Ordinarily Victoria’s work involves meeting with the executive team, brainstorming for ideas, strategy meetings, PR meetings, and visiting the hotels. “I try and visit several properties in a week, meet the executive teams once a month and be there for them if there is an important event and meet their guests. You can also see the team in action and see if something is working well. I love being hands on – it’s my favourite part of my role. I also try and respond to guest feedback, and my mother does this daily as well. I meet with guests whenever possible as well as agents doing site inspections. The beauty of our business is that no day is quite the same.” Things have been a little different lately, but Victoria says she and the team have adapted and that although tougher decision making has been the order of most days, they always do the right thing by their team as well as the business.

The best thing about being in the hospitality industry, according to Victoria, is the theatre of it all and giving guests a wonderful experience. “It’s a form of show business, always with the guest at heart. I am very much a people person, and this is a people business. I really enjoy working with our teams and exchanging ideas and opportunities for the guest or the business.” Victoria believes that humility and compassion are two of the most important attributes in hospitality leadership, as well as leading by example. “I try and inspire by kindness, honesty, care, showing nothing is too much trouble to help and support, as well as being positive, inspiring hope and guidance when things are challenging.”
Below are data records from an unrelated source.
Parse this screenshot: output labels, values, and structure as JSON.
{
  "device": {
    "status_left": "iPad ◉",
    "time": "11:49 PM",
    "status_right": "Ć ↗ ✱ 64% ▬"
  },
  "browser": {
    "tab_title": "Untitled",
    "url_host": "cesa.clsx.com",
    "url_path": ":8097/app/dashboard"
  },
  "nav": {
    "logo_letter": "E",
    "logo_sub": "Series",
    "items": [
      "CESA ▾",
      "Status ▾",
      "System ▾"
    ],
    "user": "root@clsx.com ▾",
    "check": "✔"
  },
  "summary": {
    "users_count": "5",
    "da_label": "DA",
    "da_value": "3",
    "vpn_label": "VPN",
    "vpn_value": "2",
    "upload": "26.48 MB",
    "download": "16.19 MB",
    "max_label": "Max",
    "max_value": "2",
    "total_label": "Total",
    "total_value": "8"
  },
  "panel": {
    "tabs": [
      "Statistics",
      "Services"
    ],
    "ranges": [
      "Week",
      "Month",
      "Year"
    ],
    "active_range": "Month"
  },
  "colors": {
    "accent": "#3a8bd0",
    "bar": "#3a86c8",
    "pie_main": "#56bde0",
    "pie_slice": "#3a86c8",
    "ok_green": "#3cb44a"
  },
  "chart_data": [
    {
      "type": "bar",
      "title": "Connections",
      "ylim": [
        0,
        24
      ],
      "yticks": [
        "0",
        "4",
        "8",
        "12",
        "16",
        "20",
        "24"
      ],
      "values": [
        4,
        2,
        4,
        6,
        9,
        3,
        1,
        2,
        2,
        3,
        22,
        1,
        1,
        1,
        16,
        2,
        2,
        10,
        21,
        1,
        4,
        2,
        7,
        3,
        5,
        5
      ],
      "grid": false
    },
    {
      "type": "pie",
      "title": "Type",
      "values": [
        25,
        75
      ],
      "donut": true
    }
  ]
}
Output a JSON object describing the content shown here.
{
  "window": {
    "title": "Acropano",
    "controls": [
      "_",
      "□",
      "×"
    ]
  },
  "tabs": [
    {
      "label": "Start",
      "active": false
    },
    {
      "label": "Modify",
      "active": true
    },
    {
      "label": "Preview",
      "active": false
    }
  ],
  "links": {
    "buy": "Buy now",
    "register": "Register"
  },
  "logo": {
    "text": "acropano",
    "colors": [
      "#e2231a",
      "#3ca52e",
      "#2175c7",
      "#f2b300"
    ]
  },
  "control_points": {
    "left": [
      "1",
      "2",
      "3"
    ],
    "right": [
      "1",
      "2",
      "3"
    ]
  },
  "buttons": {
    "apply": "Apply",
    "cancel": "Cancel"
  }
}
Admitting she’s not a natural at being tough, Victoria takes more of an encouraging approach to leading her team, taking a genuine interest in them, their families and being sincere. “I always make sure to listen to their ideas,

encouraging and implementing them whenever possible; showing praise and appreciation when things are well done. We also always try to make sure there is some balance and fun – maybe some nice surprises to brighten their day such as delicious cakes or after work drinks.” The ethos of putting people first is deep rooted in Red Carnation Hotels, and is evident when Victoria speaks so fondly of both the guests and the team. “My favourite time of year is Christmas, when I go with my mother to each and every hotel to hand out a carefully chosen gift to each and every employee and we all share a beautiful high tea with champagne, cakes and scones together.”

Speaking of the brand’s success, from the iconic Oyster Box on the South African coastline to the beautiful Hotel d’Angleterre at the edge of Lake Leman in Switzerland and the elegant Chesterfield Hotel in Mayfair that started the collection off, Victoria says how important it is that each hotel in the collection, no matter where it is in the world, embodies all that Red Carnation Hotels stands for. “Design is of course very important as it defines the style and personality. It’s so important to respect the heritage and accentuate the heart and soul bones of the property, all while making it beautiful, comfortable and welcoming for your guests.” She adds, “Hospitality is constantly evolving and so much has changed in the last decade. There is more rate transparency and the guest has become our best or worst PR through social media. There is so much more competition and trends to keep up with and engage with.

We have a brilliant team who manage all this very well, but I am proud to say that our principles have and will always remain the same. We make sure to take close care of the quality of guests’ stay, where no request is too large and no detail too small. To quote my mother, ‘we continually strive to ensure the service is caring and passionate, that their experience is fulfilling and empowering your team to do what it takes for your guests to leave happy and with the desire to return.’”

Looking to the future, Victoria tells me that there are three new properties in the pipeline. “We are very excited for Xigera, our first RCH safari experience in Botswana that has been a lifelong dream for my family. We are also opening an elegant boutique hotel in Edinburgh called 100 Princes Street. Lastly, for 2022 we are opening a stunning new property in Dublin called Hatch Hall.”